I'm still waiting for you to provide any evidence. I just reread your original article/post, start to finish, every word. It's rambling, and the closest thing to "evidence" you provide is a link to a RAND study that you seem to be taking out of context. You cite a bunch of people I've never heard of who happen to agree with your preconceived views (that's called confirmation bias), none of whom appear to boast any recognized expertise with which to afford their commentary any credibility. Who is Chet Richards? Who is Walberg? Why should I consult The Globe and Mail, a Canadian newspaper, as a journal of record on warfare? We've discussed Dr. Price ad nauseum already. You include plenty of self-aggrandizing about how you figured one thing or another out earlier than other people, without actually sustaining any of those arguments, or really event stating a coherent thesis in the first place.

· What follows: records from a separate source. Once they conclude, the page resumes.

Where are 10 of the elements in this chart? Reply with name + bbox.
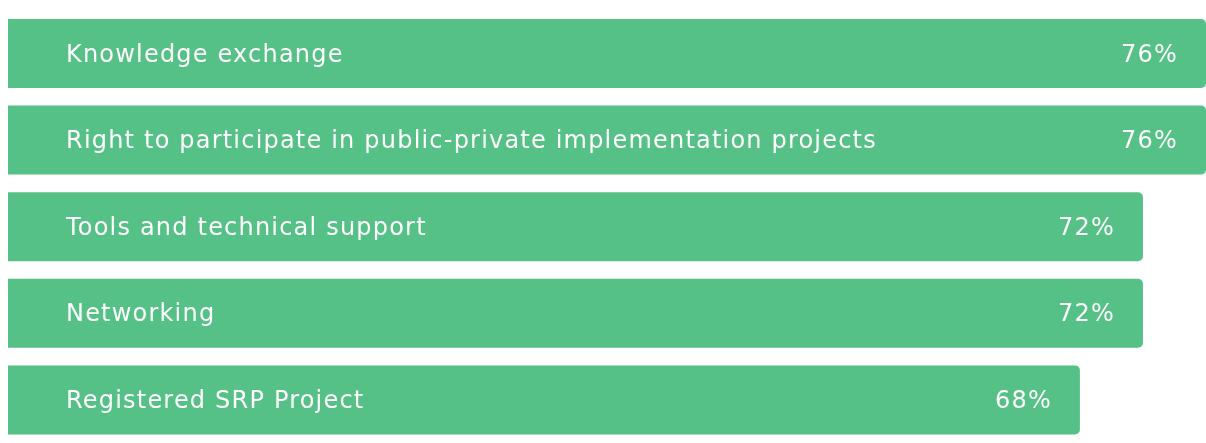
data-label: 68% xyxy=(994,385,1052,414)
data-label: 72% xyxy=(1057,299,1115,328)
data-label: 76% xyxy=(1121,39,1178,68)
y-tick-label: Tools and technical support xyxy=(65,212,427,241)
data-label: 72% xyxy=(1057,212,1115,241)
y-tick-label: Networking xyxy=(66,299,216,328)
data-label: 76% xyxy=(1121,126,1178,155)
y-tick-label: Registered SRP Project xyxy=(66,385,365,414)
y-tick-label: Right to participate in public-private implementation projects xyxy=(66,126,877,155)
y-tick-label: Knowledge exchange xyxy=(66,39,344,68)
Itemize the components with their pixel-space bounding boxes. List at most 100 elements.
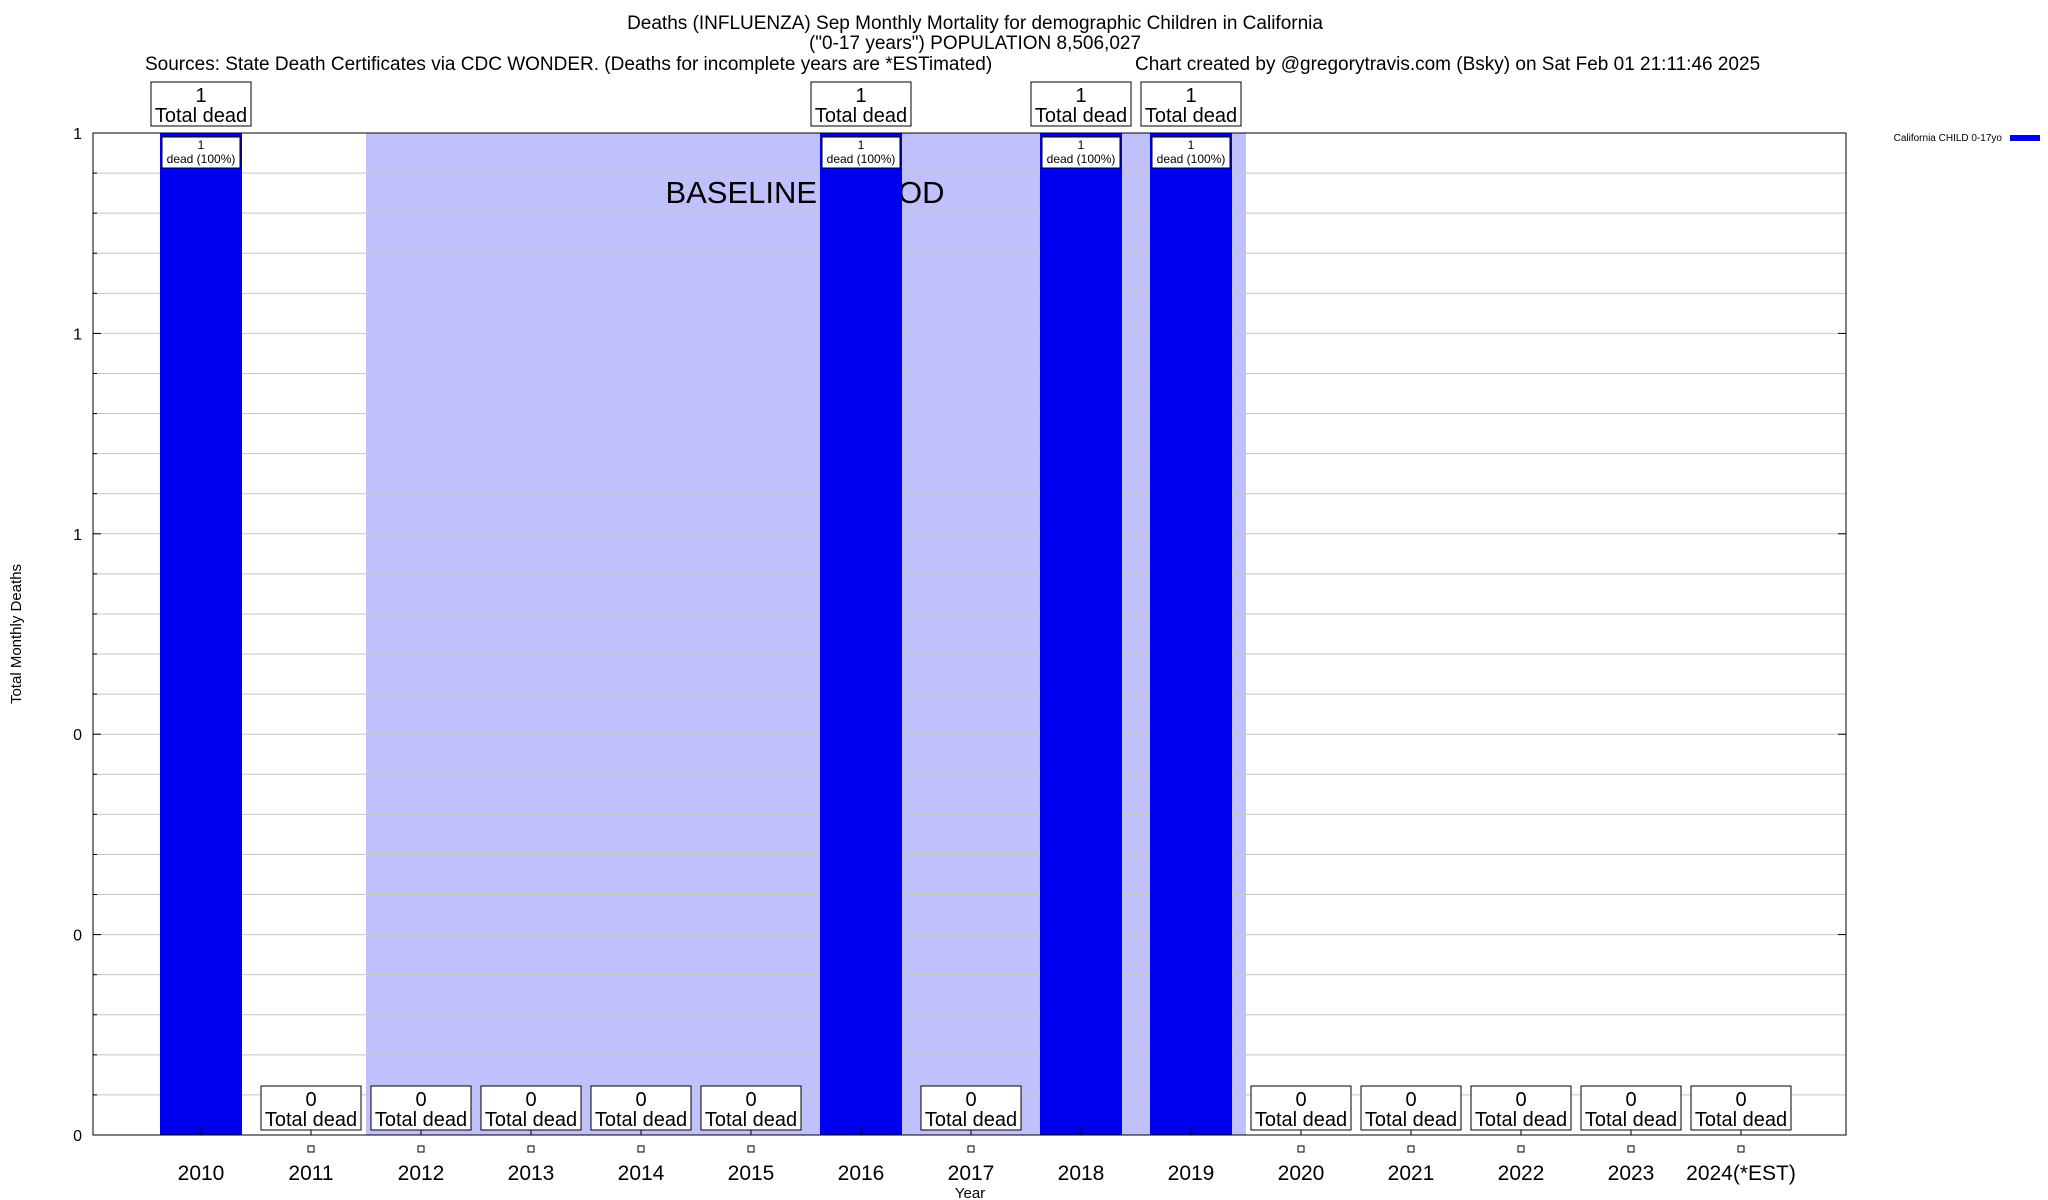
legend-swatch [2010, 135, 2040, 141]
total-dead-box-2010 [150, 81, 252, 127]
x-tick-label-2022: 2022 [1498, 1162, 1545, 1185]
total-dead-value-2023: 0 [1625, 1089, 1636, 1111]
total-dead-caption-2020: Total dead [1255, 1109, 1347, 1131]
zero-marker [1517, 1145, 1525, 1153]
total-dead-box-2015 [700, 1085, 802, 1131]
y-tick-label: 0 [73, 727, 82, 744]
total-dead-value-2015: 0 [745, 1089, 756, 1111]
total-dead-box-2020 [1250, 1085, 1352, 1131]
total-dead-caption-2023: Total dead [1585, 1109, 1677, 1131]
total-dead-value-2013: 0 [525, 1089, 536, 1111]
zero-marker [527, 1145, 535, 1153]
total-dead-box-2024(*EST) [1690, 1085, 1792, 1131]
total-dead-box-2021 [1360, 1085, 1462, 1131]
inner-label-box-2018 [1041, 136, 1121, 169]
x-tick-label-2014: 2014 [618, 1162, 665, 1185]
y-tick-label: 0 [73, 928, 82, 945]
x-tick-label-2010: 2010 [178, 1162, 225, 1185]
inner-label-caption-2019: dead (100%) [1157, 152, 1226, 166]
total-dead-box-2018 [1030, 81, 1132, 127]
inner-label-value-2018: 1 [1078, 138, 1085, 152]
total-dead-value-2022: 0 [1515, 1089, 1526, 1111]
total-dead-caption-2012: Total dead [375, 1109, 467, 1131]
legend-label: California CHILD 0-17yo [1894, 133, 2003, 144]
total-dead-box-2014 [590, 1085, 692, 1131]
total-dead-box-2011 [260, 1085, 362, 1131]
total-dead-box-2012 [370, 1085, 472, 1131]
zero-marker [1737, 1145, 1745, 1153]
inner-label-value-2010: 1 [198, 138, 205, 152]
total-dead-caption-2014: Total dead [595, 1109, 687, 1131]
total-dead-caption-2011: Total dead [265, 1109, 357, 1131]
total-dead-box-2019 [1140, 81, 1242, 127]
x-axis-title: Year [955, 1185, 985, 1200]
inner-label-caption-2016: dead (100%) [827, 152, 896, 166]
total-dead-value-2020: 0 [1295, 1089, 1306, 1111]
total-dead-box-2023 [1580, 1085, 1682, 1131]
inner-label-value-2019: 1 [1188, 138, 1195, 152]
total-dead-value-2014: 0 [635, 1089, 646, 1111]
y-tick-label: 1 [73, 326, 82, 343]
x-tick-label-2018: 2018 [1058, 1162, 1105, 1185]
x-tick-label-2019: 2019 [1168, 1162, 1215, 1185]
total-dead-caption-2024(*EST): Total dead [1695, 1109, 1787, 1131]
x-tick-label-2016: 2016 [838, 1162, 885, 1185]
chart-credit: Chart created by @gregorytravis.com (Bsk… [1135, 54, 1761, 75]
zero-marker [1297, 1145, 1305, 1153]
bar-2018 [1040, 133, 1122, 1135]
total-dead-value-2019: 1 [1185, 85, 1196, 107]
total-dead-caption-2017: Total dead [925, 1109, 1017, 1131]
zero-marker [967, 1145, 975, 1153]
zero-marker [1627, 1145, 1635, 1153]
x-tick-label-2015: 2015 [728, 1162, 775, 1185]
inner-label-box-2016 [821, 136, 901, 169]
total-dead-value-2018: 1 [1075, 85, 1086, 107]
y-tick-label: 0 [73, 1128, 82, 1145]
y-axis-title: Total Monthly Deaths [8, 564, 25, 704]
total-dead-caption-2010: Total dead [155, 105, 247, 127]
total-dead-caption-2019: Total dead [1145, 105, 1237, 127]
bar-2016 [820, 133, 902, 1135]
inner-label-box-2019 [1151, 136, 1231, 169]
inner-label-caption-2018: dead (100%) [1047, 152, 1116, 166]
bar-2019 [1150, 133, 1232, 1135]
y-tick-label: 1 [73, 527, 82, 544]
total-dead-value-2017: 0 [965, 1089, 976, 1111]
baseline-period-label: BASELINE PERIOD [665, 175, 944, 210]
bar-2010 [160, 133, 242, 1135]
inner-label-box-2010 [161, 136, 241, 169]
zero-marker [417, 1145, 425, 1153]
chart-title: Deaths (INFLUENZA) Sep Monthly Mortality… [627, 13, 1323, 34]
total-dead-box-2017 [920, 1085, 1022, 1131]
total-dead-value-2011: 0 [305, 1089, 316, 1111]
total-dead-value-2016: 1 [855, 85, 866, 107]
total-dead-caption-2022: Total dead [1475, 1109, 1567, 1131]
x-tick-label-2021: 2021 [1388, 1162, 1435, 1185]
total-dead-value-2024(*EST): 0 [1735, 1089, 1746, 1111]
total-dead-caption-2015: Total dead [705, 1109, 797, 1131]
zero-marker [307, 1145, 315, 1153]
total-dead-box-2022 [1470, 1085, 1572, 1131]
x-tick-label-2023: 2023 [1608, 1162, 1655, 1185]
chart-subtitle: ("0-17 years") POPULATION 8,506,027 [808, 33, 1142, 54]
y-tick-label: 1 [73, 126, 82, 143]
total-dead-value-2012: 0 [415, 1089, 426, 1111]
source-note: Sources: State Death Certificates via CD… [145, 54, 993, 75]
x-tick-label-2020: 2020 [1278, 1162, 1325, 1185]
total-dead-box-2016 [810, 81, 912, 127]
total-dead-value-2010: 1 [195, 85, 206, 107]
x-tick-label-2024(*EST): 2024(*EST) [1686, 1162, 1796, 1185]
x-tick-label-2012: 2012 [398, 1162, 445, 1185]
zero-marker [637, 1145, 645, 1153]
zero-marker [1407, 1145, 1415, 1153]
total-dead-box-2013 [480, 1085, 582, 1131]
total-dead-caption-2018: Total dead [1035, 105, 1127, 127]
plot-border [92, 132, 1847, 1136]
total-dead-value-2021: 0 [1405, 1089, 1416, 1111]
inner-label-value-2016: 1 [858, 138, 865, 152]
x-tick-label-2013: 2013 [508, 1162, 555, 1185]
x-tick-label-2017: 2017 [948, 1162, 995, 1185]
x-tick-label-2011: 2011 [288, 1162, 333, 1185]
inner-label-caption-2010: dead (100%) [167, 152, 236, 166]
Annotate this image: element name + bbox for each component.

You season this with some out-of-context quotes from Kilcullen and van Creveld that, while not directly contradicting your vague thesis, don't really sustain it either.
I've been studying counterinsurgency since around '03/'04, including at the postgraduate level. I've studied within the DoD context, and outside the DoD context. I haven't been shy, here or elsewhere, about discussing shortfalls in the way the campaigns in Afghanistan and Iraq have been administered. All of that established, I find your argument, such as it is, to be poorly developed, articulated, and sustained. Even accounting for a word limit (which appears to be arbitrary - your website is basically a blog), your article doesn't meet basic academic or journalistic standards commensurate with undergraduate work, let alone serious, quantitative analysis of campaigning or strategy. I focus on your post/article, but I haven't seen anything better in the discussion. So, again, I'm fairly confident that this is not a failing on my part, nor on the part of Move Forward or any other commenters. Your scholarship is simply not up to snuff, particularly given your contempt for any and all counter-arguments and the strength of your conviction.